Колено Зика прижималось к ее бедрам. Повернувшись, он лег на нее, сдвинув бедра вместе и прижимая колено к ней еще ближе. Она подняла согнутую ногу, и его нога скользнула между ее ног. Медленным, сладострастным движением бедер она прижалась к нему, ее тело сплелось с его телом в чувственном порыве. От прикосновения его бедра к ее брюкам из мягкого натурального шелка ее охватило непередаваемое волнение, а голова пошла кругом, возбуждая ее и заставляя тело петь в такт чувственной мелодии под аккомпанемент медленного джазового соло на трубе, которое раздавалось в полумраке гостиной.

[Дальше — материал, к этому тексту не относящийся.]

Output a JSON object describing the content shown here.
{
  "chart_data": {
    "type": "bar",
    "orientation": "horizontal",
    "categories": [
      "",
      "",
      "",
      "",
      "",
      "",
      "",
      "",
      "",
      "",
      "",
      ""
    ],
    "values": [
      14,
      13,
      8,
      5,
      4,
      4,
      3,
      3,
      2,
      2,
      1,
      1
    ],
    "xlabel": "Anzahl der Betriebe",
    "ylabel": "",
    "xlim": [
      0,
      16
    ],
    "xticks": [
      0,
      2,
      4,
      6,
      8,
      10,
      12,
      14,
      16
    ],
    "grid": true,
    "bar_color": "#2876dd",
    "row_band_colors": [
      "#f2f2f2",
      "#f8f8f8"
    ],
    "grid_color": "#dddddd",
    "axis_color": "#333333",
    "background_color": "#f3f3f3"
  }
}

У нее невольно вырвался еле слышный, сдавленный стон, но он потерялся в страстном поцелуе, в котором слились их губы; дыхание у них участилось, то и дело слышались нежные слова, которые они шептали друг другу.
Он на секунду отстранился, она вскинула руки, и он стянул через голову ее шелковый блузон. Она выгнулась всем телом, чтобы он мог дотянуться до застежки на лифчике. Он расстегнул пальцами застежку, и лифчик повис на бретельках, обнажив великолепные полные груди, которые он пожирал взглядом. Сняв кружевной шелковый лифчик через ее голову, он бросил его на пол, рядом с блузоном…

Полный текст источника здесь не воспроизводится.